The cells lining the small intestine are normally replaced totally within 3-4 days. New cells are generated in small pits at the bottom of the cell lining, known a Lieberkuhn’s crypts, each one harbouring 12-16 stem cells. These divide constantly in a 24h-rhythm pushing up new cells in order to replace the shed enterocytes. The stem cells react very badly to ingesting Fenben since the drug, like any other chemotherapy drug, blocks cell division; in this case by preventing the aligning of chromosomes along the so-called spindles made by tubulin. If this happens, stem cells invoke a very old safety self-destruction program called apoptosis and die. But the crypt stem cells do not work in synchrony and some of these cells will be in a cell division stage during which they do not build up these spindles, being thus temporarily unaffected by Fenben. But about half of them (say 8) will be inactivated by a first day of Fenben. The next day of consumption, the Fenben will kill again half of the four remaining cells, and after days 3 or 4 most of these stem cells will be gone and the small intestine will be dangerously damaged, indicated by numerous side effects such as vomiting and cramps. Fenben users (for treating themselves or pets) have probably noticed the stringent warnings of the manufacturers to stop medication after 3 days and pausing for prolonged periods, of course not indicating the reasons. They know exactly what is going on and must make sure that people permit for their pets recovery time for stem cells and enterocytes. But what can be read in the instructions is always how the drug kills the worms and nothing about the risks for consumers…

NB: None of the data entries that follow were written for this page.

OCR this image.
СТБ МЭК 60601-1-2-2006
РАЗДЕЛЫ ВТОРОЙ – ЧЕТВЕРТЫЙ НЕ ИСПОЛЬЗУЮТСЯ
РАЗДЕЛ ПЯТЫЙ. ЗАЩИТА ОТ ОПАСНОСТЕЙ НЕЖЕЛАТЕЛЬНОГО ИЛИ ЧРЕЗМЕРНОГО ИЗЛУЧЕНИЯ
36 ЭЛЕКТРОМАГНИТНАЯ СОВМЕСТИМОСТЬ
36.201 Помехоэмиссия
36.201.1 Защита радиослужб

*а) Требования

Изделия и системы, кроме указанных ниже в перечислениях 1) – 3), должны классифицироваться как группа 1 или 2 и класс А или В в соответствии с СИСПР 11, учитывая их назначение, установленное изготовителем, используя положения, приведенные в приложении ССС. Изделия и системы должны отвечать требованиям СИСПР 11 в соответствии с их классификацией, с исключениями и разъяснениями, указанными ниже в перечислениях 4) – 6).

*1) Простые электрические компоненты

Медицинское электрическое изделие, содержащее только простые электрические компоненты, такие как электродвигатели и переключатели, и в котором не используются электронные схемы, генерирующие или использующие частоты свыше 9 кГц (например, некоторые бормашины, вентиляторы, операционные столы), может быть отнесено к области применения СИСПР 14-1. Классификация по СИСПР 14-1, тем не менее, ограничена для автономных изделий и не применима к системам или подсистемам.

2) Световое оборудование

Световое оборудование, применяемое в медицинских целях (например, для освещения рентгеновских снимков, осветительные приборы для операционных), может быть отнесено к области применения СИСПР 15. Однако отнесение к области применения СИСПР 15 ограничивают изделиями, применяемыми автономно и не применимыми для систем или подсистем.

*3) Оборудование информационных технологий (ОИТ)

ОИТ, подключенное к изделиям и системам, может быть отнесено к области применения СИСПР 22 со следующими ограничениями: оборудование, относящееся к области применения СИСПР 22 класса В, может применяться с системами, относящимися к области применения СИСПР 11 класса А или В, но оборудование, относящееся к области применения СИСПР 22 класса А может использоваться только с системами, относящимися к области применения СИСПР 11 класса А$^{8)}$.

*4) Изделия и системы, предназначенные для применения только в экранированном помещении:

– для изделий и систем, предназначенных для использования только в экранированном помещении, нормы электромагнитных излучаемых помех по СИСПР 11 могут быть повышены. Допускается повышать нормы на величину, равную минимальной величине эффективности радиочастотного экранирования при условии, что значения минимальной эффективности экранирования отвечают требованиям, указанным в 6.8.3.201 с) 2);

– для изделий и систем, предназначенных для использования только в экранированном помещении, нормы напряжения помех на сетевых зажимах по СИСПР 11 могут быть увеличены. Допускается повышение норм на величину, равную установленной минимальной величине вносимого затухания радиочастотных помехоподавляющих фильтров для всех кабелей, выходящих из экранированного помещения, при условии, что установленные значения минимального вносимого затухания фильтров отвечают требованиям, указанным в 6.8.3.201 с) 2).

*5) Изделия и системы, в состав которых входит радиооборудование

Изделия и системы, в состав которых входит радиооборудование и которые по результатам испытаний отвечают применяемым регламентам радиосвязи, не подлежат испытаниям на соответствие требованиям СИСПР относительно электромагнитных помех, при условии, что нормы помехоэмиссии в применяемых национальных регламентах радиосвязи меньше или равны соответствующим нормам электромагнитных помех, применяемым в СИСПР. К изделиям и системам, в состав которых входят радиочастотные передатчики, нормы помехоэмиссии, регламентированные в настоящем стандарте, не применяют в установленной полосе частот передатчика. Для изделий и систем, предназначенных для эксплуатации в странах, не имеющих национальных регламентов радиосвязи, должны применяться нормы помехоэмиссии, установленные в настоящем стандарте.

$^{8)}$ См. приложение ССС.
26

One can also ask what happens when Fenben gets into the body system. As said before, there will be a first wave making it, and their preferred targets will be cells having an active metabolism (for those having had courses in histology, these are the cells with bright cell nuclei found in liver, kidney and the brain). The first array of such cells is located in the liver, and so Fenben will inactivate a bunch of them and may cause some transient problems in liver function, see also Yamaguchi et al. 2021 below. But this organ will recuperate because its stem cells work at a slower pace. The much more dangerous effects take place when Fenben, after some days of intake, enters through the destroyed cell lining of the small intestine. Then it will attack seriously the second stem cell population working always at full speed, namely the cells producing white and red blood cells, the so-called hematopoietic system in bone marrow, spleen and lymph nodes. Thus Fenben in the body system is clearly immunotoxic. The loss of immuno-competent stem cells is doubly dangerous because many bacteria and viruses are entering the body that otherwise would be confined to the intestine. Immunotoxicity is in fact the main factor that kills birds after prolonged feeding of Fenben as they continue to die for 2-3 weeks by many bagatelle infections, comparable to HIV-infected people.

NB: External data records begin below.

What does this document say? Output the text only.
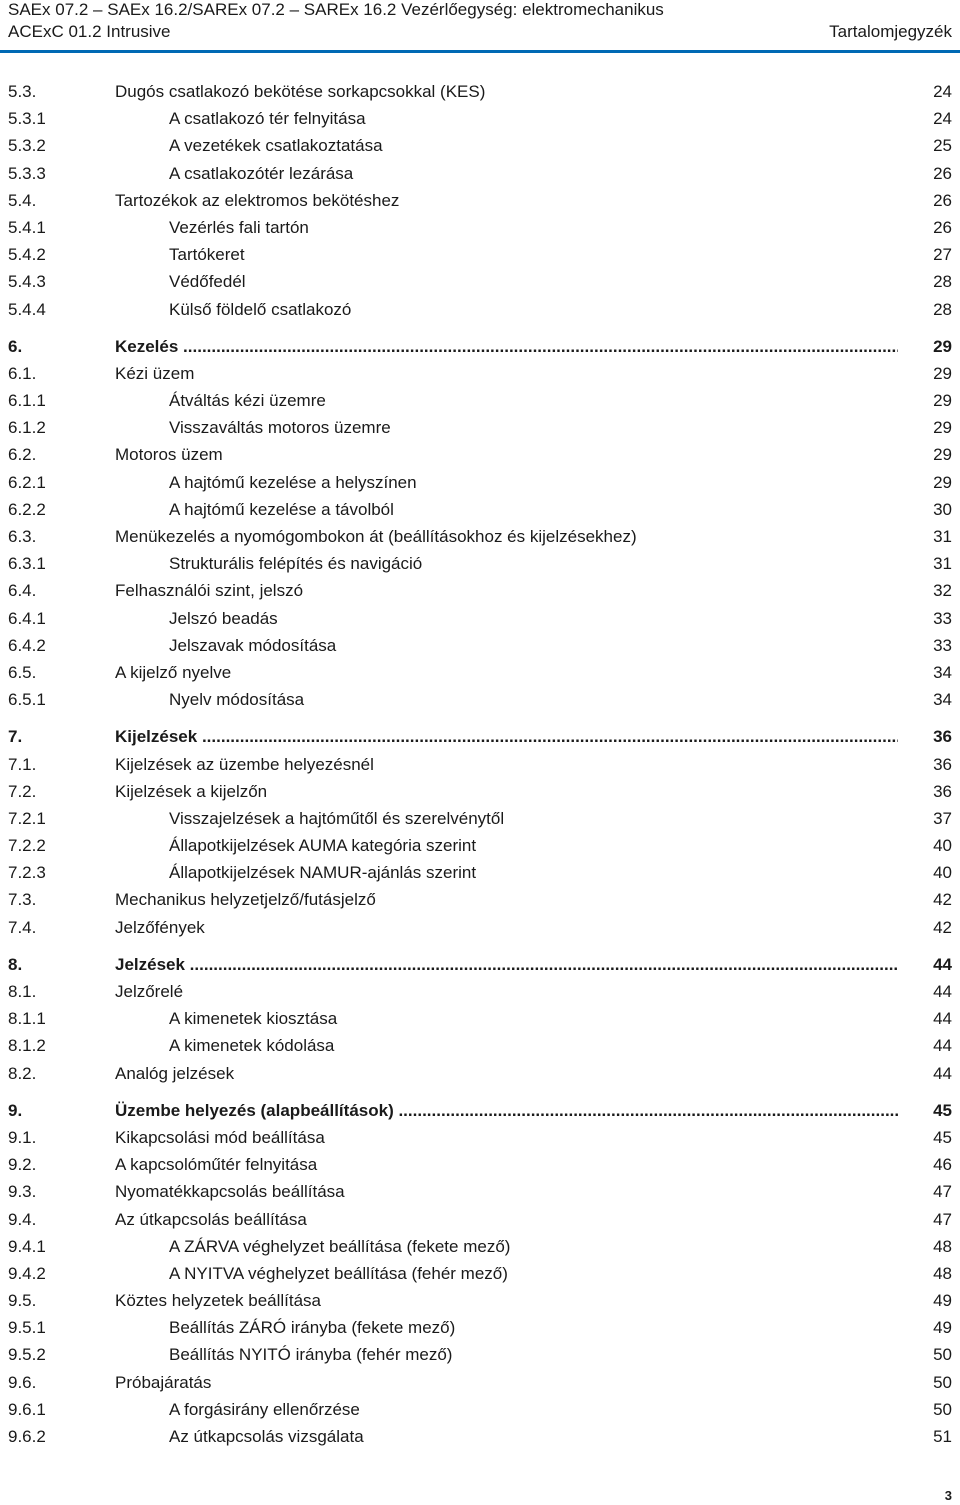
SAEx 07.2 – SAEx 16.2/SAREx 07.2 – SAREx 16.2 Vezérlőegység: elektromechanikus
ACExC 01.2 Intrusive	Tartalomjegyzék
5.3.	Dugós csatlakozó bekötése sorkapcsokkal (KES)	24
5.3.1	A csatlakozó tér felnyitása	24
5.3.2	A vezetékek csatlakoztatása	25
5.3.3	A csatlakozótér lezárása	26
5.4.	Tartozékok az elektromos bekötéshez	26
5.4.1	Vezérlés fali tartón	26
5.4.2	Tartókeret	27
5.4.3	Védőfedél	28
5.4.4	Külső földelő csatlakozó	28
6.	Kezelés .....	29
6.1.	Kézi üzem	29
6.1.1	Átváltás kézi üzemre	29
6.1.2	Visszaváltás motoros üzemre	29
6.2.	Motoros üzem	29
6.2.1	A hajtómű kezelése a helyszínen	29
6.2.2	A hajtómű kezelése a távolból	30
6.3.	Menükezelés a nyomógombokon át (beállításokhoz és kijelzésekhez)	31
6.3.1	Strukturális felépítés és navigáció	31
6.4.	Felhasználói szint, jelszó	32
6.4.1	Jelszó beadás	33
6.4.2	Jelszavak módosítása	33
6.5.	A kijelző nyelve	34
6.5.1	Nyelv módosítása	34
7.	Kijelzések .....	36
7.1.	Kijelzések az üzembe helyezésnél	36
7.2.	Kijelzések a kijelzőn	36
7.2.1	Visszajelzések a hajtóműtől és szerelvénytől	37
7.2.2	Állapotkijelzések AUMA kategória szerint	40
7.2.3	Állapotkijelzések NAMUR-ajánlás szerint	40
7.3.	Mechanikus helyzetjelző/futásjelző	42
7.4.	Jelzőfények	42
8.	Jelzések .....	44
8.1.	Jelzőrelé	44
8.1.1	A kimenetek kiosztása	44
8.1.2	A kimenetek kódolása	44
8.2.	Analóg jelzések	44
9.	Üzembe helyezés (alapbeállítások) .....	45
9.1.	Kikapcsolási mód beállítása	45
9.2.	A kapcsolóműtér felnyitása	46
9.3.	Nyomatékkapcsolás beállítása	47
9.4.	Az útkapcsolás beállítása	47
9.4.1	A ZÁRVA véghelyzet beállítása (fekete mező)	48
9.4.2	A NYITVA véghelyzet beállítása (fehér mező)	48
9.5.	Köztes helyzetek beállítása	49
9.5.1	Beállítás ZÁRÓ irányba (fekete mező)	49
9.5.2	Beállítás NYITÓ irányba (fehér mező)	50
9.6.	Próbajáratás	50
9.6.1	A forgásirány ellenőrzése	50
9.6.2	Az útkapcsolás vizsgálata	51
3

But why are birds more sensitive to Fenben intoxication? The reasons are not well known. For one, the body temperature is much higher than in mammals. Secondly, the bird species apparently affected most by Fenben are those feeding the offspring from a mixture of food and shed cells in their crops, a feature facilitating toxic Fenben uptake in throat or crop. Since homing pigeons and parrots can be expensive (up to 1.7 Mio Euro for a top racing pigeon), the manufacturers have issued warnings of treating those birds with Fenben, yet without explaining why.
Finally, one might wonder why there have been not more reports about dangerous side effects in humans. The chief reason is that Fenben is not approved for use in humans, and so there are no clinical studies. There is also no reason to study in-depth damages of the stem cells and cells lining the small intestine. For those interested in the matter, even normal chemotherapy by infusion damages seriously the intestinal stem cells (Keefe et al. 2000, below). A second reason is that repeated application of Fenben during restricted time windows considered as “safe” is likely to cause drug resistance. This means that intestinal cells do no longer absorb it or they use protective mechanisms to kick it out of the cell after entry. In this case, the drug fulfills the claims of the manufacturers that it only harms worms but will no longer enter the body systems to kill cancer cells. But we PCa patients have certainly other problems than intestinal worms and should preferably rely on clinically proven treatments.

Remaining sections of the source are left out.